Portrayed by Andrews, Poppins is both beloved and iconic. And de Waal, a British actor who recently starred on Broadway (and on Netflix) as Princess Diana in the musical “Diana,” is well aware of the challenges of portraying a larger-than-life character.
Andrews, she says, “influenced the role and will always be a part of it. You have to tip your hat to the original actress. But I don’t think anyone expects me to do a Julie Andrews impersonation.
Erin Davie, who plays Winifred Banks in “Mary Poppins,” also starred alongside de Waal as Camilla Parker Bowles in “Diana.”
Many musicals in production or in development these days are based on movies – from “Pretty Woman” (which recently played at the Fox Theater) to “The Karate Kid” (which opened the season of Stages St. Louis in a pre-Broadway Essay). “Mary Poppins,” which opened on Broadway in 2006, could be seen as part of this trend.
Even so, the show had a big upside, Tartaglia says.
“It was already a musical movie, so it definitely lent itself to a much easier adaptation,” he says. “It was already set up that way, where the characters would sing along to express how they felt. In a way, it was just begging to be adapted.
And it’s a safe bet that the spectators will be impressed by the big special effect of the show: De Waal will fly above the public à la Poppins, umbrella in hand. It was a trick that was new to the Muny when the theater presented “Mary Poppins” in 2013.

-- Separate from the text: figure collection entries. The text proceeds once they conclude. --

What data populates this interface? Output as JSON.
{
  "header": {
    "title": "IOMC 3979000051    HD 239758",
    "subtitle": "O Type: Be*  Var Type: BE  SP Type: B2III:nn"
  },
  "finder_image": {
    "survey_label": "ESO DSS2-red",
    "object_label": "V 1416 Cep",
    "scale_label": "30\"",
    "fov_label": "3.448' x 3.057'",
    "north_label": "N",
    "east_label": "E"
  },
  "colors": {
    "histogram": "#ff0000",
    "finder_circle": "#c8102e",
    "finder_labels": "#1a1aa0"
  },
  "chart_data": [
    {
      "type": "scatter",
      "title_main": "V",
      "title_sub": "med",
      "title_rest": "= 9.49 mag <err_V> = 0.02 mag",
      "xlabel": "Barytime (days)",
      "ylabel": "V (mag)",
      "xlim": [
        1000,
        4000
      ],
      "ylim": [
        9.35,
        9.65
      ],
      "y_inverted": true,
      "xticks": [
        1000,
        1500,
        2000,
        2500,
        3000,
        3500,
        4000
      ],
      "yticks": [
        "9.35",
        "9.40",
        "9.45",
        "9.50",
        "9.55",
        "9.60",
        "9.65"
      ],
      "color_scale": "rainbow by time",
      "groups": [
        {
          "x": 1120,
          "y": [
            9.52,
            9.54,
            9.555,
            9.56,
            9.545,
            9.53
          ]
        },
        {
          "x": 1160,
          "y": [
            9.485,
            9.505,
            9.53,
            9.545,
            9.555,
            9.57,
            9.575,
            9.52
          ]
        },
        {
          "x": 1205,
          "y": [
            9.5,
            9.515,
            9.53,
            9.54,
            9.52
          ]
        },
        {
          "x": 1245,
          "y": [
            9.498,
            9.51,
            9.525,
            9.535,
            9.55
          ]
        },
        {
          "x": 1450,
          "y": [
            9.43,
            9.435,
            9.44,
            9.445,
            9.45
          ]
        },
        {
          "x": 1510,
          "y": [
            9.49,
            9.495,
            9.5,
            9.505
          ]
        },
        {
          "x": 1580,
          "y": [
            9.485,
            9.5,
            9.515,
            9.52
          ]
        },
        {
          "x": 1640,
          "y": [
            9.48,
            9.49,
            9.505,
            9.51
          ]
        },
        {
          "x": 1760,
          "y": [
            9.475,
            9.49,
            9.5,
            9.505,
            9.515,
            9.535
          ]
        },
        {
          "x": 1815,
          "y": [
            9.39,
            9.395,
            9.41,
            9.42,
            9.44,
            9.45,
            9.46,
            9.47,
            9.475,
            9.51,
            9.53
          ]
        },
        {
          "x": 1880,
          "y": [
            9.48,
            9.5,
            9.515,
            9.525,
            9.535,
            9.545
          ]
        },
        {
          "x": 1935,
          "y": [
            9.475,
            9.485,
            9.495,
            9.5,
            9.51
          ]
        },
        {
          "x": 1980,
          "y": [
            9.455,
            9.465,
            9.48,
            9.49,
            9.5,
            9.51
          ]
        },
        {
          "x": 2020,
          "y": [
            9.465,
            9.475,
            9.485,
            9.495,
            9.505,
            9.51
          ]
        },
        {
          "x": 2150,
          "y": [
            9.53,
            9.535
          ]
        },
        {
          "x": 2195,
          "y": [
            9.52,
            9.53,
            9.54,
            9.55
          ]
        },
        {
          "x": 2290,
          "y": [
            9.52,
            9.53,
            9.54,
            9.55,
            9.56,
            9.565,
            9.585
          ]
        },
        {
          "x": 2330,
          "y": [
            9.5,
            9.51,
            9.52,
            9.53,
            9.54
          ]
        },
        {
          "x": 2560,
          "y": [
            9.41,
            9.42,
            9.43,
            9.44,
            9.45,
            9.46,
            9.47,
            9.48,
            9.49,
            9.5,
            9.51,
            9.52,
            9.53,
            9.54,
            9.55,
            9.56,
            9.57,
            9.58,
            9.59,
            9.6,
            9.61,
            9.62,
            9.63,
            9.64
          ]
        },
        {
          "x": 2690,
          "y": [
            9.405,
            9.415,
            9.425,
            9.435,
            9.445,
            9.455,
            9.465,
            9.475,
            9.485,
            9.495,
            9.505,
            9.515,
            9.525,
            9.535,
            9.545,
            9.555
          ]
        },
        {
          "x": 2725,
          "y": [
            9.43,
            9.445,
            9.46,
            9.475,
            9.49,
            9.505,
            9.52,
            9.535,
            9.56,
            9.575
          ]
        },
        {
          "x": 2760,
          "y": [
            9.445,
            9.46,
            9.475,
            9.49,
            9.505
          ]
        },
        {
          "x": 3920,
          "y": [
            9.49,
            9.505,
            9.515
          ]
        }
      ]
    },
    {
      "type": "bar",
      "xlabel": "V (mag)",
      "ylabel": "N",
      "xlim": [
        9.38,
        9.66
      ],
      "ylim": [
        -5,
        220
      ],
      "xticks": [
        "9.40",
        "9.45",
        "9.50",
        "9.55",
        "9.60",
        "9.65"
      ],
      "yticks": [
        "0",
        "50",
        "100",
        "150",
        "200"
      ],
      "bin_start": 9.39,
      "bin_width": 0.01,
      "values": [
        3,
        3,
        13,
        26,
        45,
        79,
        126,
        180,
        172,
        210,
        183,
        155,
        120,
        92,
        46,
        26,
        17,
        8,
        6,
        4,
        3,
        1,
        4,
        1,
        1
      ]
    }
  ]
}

“Without knowing the exact measurements, I’m going to guess that at some point she’s at least 20 to 30 feet in the air,” Tartaglia says. “So we’re excited about that.”
What “Mary Poppins” • When 8:15 p.m. every evening, from July 5 to 13 • Where Le Muny, 1 Theater Drive, Forest Park • How much $18 to $115, plus free seats on a first-come, first-served basis • More information muny.org
Laila Fantroy is only 13, but with her Muny debut in ‘Mary Poppins’, she’s already on her way to stardom.